Depositate le dichiarazioni di Danilo Monti, il killer di Francesco Rosso, che torna a collaborare con la giustizia

Rapine, danneggiamenti, spaccio la carriera criminale di Danilo Monti sarebbe iniziata quando non aveva ancora compiuto 15 anni. A raccontarlo è lui stesso ai magistrati della Dda di Catanzaro. Per la seconda volta infatti il 34enne cresciuto nella Presila catanzarese ha deciso di collaborare con la giustizia. Lo aveva già fatto nel 2019. Dopo essere stato arrestato per l'omicidio di Francesco Rosso, avvenuto a Simeri Crichi nel 2015, Monti aveva iniziato a parlare. Grazie alle sue dichiarazioni gli investigatori avevano potuto chiudere il cerchio sull'uccisione del macellaio 35enne (attualmente è in corso il processo d'appello). Il suo percorso collaborativo però si era limitato al delitto Rosso e poi si era bruscamente interrotto. Il suo nome è tornato di attualità nel settembre scorso quando è rimasto coinvolto nell'inchiesta Karpanthos che ha colpito le cosche operanti nella Presila catanzarese. Ora la Dda di Catanzaro ha depositato le nuove dichiarazioni di Danilo Monti e in particolare un verbale che risale al marzo 2024. Circa 60 pagine, alcune ancora coperte da omissis, in cui Monti chiarisce alcuni aaspetti dei suoi verbali precedenti e ricostruisce gli equilibri criminali della zona a cavallo tra le province di Catanzaro e Crotone.

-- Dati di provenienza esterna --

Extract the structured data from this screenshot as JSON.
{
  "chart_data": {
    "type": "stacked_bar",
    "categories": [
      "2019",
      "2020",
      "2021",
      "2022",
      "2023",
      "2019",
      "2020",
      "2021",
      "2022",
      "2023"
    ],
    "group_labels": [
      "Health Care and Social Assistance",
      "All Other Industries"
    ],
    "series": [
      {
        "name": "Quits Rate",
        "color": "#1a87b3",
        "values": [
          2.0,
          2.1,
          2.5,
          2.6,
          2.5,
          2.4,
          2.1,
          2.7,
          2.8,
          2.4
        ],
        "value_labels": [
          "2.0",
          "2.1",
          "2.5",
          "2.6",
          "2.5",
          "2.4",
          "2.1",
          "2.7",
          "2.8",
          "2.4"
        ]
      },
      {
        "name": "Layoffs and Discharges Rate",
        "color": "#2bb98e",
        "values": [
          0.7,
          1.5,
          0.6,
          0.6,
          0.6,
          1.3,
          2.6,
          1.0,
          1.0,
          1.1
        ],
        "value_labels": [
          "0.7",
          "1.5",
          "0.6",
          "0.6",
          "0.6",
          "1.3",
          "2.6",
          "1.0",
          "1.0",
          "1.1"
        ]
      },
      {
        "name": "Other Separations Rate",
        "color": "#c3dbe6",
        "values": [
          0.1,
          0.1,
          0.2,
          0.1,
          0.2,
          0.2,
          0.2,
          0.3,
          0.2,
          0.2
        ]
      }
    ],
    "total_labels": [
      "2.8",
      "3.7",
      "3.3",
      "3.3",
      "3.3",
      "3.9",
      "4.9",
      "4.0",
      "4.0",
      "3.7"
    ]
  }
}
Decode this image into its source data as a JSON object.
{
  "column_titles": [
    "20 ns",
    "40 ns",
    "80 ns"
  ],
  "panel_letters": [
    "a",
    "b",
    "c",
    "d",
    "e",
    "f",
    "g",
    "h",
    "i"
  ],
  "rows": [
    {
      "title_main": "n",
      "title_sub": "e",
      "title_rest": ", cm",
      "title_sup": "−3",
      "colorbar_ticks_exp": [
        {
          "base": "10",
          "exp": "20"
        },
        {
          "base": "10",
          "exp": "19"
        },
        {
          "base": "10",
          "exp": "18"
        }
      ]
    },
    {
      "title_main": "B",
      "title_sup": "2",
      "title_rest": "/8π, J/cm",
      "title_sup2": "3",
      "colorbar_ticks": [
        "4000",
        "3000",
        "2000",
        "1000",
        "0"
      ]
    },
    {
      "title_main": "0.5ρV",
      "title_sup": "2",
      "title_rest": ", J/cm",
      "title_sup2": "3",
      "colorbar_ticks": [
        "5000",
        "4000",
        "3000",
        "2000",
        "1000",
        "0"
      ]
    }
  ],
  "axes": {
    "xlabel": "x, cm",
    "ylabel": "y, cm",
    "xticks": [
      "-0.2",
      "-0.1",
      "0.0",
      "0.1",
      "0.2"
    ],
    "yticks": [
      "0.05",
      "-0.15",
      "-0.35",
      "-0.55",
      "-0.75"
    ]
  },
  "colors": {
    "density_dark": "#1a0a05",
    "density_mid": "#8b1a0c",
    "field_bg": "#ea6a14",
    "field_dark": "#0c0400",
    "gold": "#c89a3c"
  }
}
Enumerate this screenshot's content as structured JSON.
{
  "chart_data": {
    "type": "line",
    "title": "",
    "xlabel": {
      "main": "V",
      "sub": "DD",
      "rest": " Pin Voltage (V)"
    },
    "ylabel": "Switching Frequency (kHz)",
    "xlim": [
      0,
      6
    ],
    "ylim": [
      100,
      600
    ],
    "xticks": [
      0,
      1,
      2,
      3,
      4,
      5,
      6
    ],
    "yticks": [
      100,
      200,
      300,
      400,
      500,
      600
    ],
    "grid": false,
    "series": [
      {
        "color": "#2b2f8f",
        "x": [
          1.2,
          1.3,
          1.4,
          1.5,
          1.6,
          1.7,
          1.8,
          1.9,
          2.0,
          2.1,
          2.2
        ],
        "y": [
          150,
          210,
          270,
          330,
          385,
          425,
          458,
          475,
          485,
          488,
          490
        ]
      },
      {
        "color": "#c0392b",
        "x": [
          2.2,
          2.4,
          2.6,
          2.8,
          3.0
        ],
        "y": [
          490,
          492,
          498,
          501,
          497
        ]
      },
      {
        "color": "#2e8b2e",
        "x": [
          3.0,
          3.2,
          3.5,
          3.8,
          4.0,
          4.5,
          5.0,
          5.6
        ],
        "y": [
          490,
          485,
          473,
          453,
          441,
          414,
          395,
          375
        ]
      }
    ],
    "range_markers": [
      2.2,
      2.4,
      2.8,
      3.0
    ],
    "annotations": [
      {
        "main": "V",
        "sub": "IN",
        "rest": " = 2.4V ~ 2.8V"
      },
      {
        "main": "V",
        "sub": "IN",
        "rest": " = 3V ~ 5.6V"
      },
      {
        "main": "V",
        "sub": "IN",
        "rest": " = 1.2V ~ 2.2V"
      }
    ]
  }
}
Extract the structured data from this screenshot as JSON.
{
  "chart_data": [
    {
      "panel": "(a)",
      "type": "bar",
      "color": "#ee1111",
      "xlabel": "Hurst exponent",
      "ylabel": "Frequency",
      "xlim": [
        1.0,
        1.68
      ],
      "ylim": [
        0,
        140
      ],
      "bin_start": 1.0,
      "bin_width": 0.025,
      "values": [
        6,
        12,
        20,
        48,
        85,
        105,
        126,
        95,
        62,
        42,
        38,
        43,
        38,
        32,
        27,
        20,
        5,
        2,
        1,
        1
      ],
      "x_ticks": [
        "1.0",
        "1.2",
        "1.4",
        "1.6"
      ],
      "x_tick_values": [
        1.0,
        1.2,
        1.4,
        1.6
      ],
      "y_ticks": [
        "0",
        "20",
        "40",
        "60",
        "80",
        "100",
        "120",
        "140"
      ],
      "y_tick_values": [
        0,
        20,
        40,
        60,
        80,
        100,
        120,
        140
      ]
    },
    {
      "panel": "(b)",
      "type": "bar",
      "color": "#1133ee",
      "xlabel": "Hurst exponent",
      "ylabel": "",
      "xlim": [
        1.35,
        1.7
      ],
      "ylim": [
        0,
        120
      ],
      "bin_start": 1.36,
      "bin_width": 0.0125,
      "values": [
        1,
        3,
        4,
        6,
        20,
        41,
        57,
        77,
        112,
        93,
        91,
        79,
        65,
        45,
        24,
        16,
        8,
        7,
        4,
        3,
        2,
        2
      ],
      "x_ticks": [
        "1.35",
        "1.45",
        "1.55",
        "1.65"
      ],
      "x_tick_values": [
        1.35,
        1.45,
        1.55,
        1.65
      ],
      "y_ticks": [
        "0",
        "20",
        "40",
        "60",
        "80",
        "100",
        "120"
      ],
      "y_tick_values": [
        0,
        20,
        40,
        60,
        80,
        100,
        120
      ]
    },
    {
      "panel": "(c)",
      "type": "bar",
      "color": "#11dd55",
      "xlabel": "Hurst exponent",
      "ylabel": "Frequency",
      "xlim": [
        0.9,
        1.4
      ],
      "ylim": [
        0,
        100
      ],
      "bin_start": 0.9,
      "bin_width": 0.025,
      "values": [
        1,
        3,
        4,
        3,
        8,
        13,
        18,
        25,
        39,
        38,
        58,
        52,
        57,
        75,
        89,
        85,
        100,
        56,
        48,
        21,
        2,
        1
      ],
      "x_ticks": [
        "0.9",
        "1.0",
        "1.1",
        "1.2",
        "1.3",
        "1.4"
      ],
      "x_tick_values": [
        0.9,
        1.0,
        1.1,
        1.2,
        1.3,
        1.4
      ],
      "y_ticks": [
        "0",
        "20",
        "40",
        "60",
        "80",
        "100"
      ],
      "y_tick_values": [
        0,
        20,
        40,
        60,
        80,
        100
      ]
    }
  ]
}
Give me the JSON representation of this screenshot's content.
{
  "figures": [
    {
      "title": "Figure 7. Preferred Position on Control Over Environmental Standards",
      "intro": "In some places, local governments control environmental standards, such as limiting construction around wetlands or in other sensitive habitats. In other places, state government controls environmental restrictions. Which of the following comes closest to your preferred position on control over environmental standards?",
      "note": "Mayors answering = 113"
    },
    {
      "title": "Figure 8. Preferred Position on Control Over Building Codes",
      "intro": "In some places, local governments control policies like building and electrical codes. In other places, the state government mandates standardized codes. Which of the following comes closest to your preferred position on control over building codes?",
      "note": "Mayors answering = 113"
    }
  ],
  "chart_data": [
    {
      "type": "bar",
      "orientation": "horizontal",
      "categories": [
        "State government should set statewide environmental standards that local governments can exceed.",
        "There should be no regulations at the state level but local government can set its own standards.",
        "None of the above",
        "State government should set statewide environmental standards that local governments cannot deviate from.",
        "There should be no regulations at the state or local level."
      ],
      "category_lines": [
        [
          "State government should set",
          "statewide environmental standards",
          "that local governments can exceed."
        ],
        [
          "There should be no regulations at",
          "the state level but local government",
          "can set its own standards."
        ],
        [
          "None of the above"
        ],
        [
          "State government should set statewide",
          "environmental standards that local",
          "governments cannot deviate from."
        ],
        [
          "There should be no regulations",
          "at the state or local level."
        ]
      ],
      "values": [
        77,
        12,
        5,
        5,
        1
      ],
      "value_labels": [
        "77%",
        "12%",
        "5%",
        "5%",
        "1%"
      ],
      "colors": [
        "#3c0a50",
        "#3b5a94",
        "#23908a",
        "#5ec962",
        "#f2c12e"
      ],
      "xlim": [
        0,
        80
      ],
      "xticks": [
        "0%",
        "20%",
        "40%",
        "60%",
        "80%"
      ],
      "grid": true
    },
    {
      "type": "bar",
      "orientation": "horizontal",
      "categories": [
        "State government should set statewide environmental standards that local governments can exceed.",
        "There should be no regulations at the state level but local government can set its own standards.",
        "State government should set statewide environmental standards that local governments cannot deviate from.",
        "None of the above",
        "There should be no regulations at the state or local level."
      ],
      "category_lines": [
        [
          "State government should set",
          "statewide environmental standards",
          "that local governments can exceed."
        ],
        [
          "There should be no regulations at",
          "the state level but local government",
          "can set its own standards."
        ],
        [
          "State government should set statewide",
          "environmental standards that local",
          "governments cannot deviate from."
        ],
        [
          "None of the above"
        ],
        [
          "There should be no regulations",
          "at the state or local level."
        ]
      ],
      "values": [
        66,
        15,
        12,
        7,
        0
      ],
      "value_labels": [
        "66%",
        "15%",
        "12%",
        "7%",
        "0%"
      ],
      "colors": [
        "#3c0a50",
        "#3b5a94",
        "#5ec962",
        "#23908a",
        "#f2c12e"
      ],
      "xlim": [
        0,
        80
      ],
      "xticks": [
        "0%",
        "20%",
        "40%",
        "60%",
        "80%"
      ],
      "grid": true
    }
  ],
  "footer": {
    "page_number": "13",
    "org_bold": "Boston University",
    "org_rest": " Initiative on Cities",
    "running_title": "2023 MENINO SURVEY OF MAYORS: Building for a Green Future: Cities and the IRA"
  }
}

Su quel territorio, ha chiarito subito di fronte ai magistrati, «Mario Ferrazzo comandava tutta la montagna da Mesoraca fino a Taverna». Proprio il boss di Mesoraca, ha raccontato Monti, «dopo l’omicidio di Francesco Rosso mi voleva uccidere per aver commesso l’omicidio senza il suo benestare». Il pentito aggiunge anche che dopo l'omicidio di Santino Gigliotti, avvenuto nel 2016, si stava progettando di uccidere Ferrazzo perché «stava dando fastidio agli Isolitani». Lo stesso Monti avrebbe ricevuto la proposta di partecipare all'agguato: «Io dissi di si, perché in ogni caso ce l’avevo un po’ con Ferrazzo perché lui voleva uccidermi. Sicuramente c’era già qualcosa nell’aria perché ricordo che mi dissero “questo mangia solo lui in montagna, vuole mangiare da solo”. E poi anche per il fatto di Gigliotti Santino, la responsabilità del cui omicidio veniva attribuita sempre a Mario Ferrazzo per gli appalti boschivi».